Author: Chen K//Marbach JJ
Conference/Journal: J Altern Complement Med
Date published: 2002
Other: Volume ID: 8 , Issue ID: 5 , Pages: 532-534 , Word Count: 241
Chronic pain patients are increasingly seeking alternatives to Western medicine. This open trial attempted to determine if subjects with chronic orofacial pain reported a change in pain intensity following treatment with Qigong, a form of traditional Chinese medicine. As a pilot study, an open trial based on voluntary patients in a private practice was carried out during the short visit of a renowned Qigong master to the U.S.. A total of 10 chronic orofacial pain patients (all white females, mean age 54 years) participated.
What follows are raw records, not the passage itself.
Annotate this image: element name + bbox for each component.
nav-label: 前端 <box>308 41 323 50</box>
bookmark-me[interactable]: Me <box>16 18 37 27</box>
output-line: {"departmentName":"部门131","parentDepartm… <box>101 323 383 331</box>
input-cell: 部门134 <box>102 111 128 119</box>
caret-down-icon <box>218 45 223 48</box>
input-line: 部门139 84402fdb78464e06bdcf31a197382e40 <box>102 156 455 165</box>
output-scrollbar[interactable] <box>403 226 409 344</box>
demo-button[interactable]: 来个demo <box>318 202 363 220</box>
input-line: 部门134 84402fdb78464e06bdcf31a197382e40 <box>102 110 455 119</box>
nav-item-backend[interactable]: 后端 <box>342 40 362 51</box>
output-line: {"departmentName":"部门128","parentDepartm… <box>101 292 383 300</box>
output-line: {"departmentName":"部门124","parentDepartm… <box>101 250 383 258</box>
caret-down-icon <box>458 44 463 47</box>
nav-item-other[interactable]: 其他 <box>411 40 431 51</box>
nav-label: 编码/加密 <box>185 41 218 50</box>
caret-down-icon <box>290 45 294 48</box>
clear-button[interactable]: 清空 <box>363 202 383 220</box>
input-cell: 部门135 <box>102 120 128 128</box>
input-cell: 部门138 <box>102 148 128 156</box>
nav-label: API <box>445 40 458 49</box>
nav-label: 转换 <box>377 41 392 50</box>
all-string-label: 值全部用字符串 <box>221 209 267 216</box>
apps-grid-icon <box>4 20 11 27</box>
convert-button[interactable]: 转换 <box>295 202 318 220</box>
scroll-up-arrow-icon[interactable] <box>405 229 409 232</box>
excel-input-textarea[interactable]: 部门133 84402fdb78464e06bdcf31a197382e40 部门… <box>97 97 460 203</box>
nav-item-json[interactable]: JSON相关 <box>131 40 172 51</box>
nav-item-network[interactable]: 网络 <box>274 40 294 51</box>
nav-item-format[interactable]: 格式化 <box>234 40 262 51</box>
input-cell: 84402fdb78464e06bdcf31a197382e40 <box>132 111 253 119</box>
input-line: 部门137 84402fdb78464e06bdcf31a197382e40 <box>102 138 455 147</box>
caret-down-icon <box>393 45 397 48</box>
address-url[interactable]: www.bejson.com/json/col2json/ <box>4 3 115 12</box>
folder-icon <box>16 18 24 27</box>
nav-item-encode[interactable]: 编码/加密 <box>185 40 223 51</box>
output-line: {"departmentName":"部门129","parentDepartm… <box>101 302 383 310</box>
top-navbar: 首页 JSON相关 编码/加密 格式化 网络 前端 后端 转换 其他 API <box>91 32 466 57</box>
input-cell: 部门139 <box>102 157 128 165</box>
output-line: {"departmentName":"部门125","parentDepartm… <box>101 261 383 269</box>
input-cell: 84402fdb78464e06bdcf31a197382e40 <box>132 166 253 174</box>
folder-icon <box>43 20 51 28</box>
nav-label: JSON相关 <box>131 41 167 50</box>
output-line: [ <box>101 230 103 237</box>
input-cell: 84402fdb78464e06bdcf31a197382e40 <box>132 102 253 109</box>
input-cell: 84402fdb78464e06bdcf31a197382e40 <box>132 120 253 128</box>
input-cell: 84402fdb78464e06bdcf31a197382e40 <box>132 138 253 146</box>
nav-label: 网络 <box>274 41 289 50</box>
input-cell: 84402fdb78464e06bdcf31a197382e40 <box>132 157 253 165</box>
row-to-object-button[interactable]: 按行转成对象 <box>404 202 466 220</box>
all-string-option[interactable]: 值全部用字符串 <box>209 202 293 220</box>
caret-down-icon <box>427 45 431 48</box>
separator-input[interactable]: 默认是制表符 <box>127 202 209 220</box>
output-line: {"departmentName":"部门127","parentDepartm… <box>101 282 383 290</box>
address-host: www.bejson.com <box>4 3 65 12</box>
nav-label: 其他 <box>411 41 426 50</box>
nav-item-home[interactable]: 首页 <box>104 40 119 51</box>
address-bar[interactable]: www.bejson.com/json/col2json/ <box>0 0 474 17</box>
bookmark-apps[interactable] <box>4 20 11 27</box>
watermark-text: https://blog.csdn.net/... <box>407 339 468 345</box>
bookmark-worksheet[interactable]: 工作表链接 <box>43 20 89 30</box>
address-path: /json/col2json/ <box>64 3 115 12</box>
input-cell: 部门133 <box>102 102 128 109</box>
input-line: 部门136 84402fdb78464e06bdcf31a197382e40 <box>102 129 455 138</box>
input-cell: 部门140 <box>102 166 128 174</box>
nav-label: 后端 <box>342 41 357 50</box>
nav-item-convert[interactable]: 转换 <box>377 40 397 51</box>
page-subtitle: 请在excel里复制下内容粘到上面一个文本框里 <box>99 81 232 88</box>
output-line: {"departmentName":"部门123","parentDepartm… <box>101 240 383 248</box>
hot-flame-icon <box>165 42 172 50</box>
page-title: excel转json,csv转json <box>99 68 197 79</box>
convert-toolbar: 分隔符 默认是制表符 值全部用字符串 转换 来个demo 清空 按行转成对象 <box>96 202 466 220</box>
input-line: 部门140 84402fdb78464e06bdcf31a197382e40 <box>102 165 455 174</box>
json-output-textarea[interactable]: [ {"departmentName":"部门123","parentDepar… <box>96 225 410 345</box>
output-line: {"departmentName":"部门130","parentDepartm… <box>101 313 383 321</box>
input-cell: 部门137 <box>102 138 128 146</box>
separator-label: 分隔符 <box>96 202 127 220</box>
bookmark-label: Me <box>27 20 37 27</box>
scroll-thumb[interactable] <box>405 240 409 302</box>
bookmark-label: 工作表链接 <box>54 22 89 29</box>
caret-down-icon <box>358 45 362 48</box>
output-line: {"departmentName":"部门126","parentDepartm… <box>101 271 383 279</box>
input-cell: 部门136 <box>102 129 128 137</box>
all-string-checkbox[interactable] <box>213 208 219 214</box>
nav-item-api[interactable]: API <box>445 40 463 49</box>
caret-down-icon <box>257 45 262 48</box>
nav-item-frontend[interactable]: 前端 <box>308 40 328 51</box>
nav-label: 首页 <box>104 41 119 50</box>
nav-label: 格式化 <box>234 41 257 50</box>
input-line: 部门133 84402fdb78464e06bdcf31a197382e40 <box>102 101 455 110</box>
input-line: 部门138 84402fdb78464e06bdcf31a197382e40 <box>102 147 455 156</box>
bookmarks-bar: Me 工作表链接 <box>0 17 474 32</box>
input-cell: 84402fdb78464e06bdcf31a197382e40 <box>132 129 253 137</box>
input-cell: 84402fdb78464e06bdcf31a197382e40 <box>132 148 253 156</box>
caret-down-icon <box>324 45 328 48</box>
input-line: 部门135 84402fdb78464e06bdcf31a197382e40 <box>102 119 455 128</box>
Duration of pain ranged from 2 years to 35 years (mean =15 years). Intervention: The Qigong master administered Qi emission to the area of specific pain at a distance for 5 to 10 minutes. Outcome Measures: Visual analogue scale (VAS) on pain and word description on degree of pain were used before and after the treatment to evaluate the effectiveness. Results: All patients reported some degree of relief and all but one reported reduction in pain after the treatment. Using a non-parametric statistic to test the difference between positive response (pain reduction) and the negative response (pain increase), in 8 out of 9 trials the patients reported reduction in pain (p = 0.02). Conclusion: Although the results may be far from conclusive due to the study design without a control treatment and small sample size, it deserves further pursuit in the field with better design and larger sample. The possibility of a placebo or a statistical effect accounting for our results cannot be excluded and are discussed.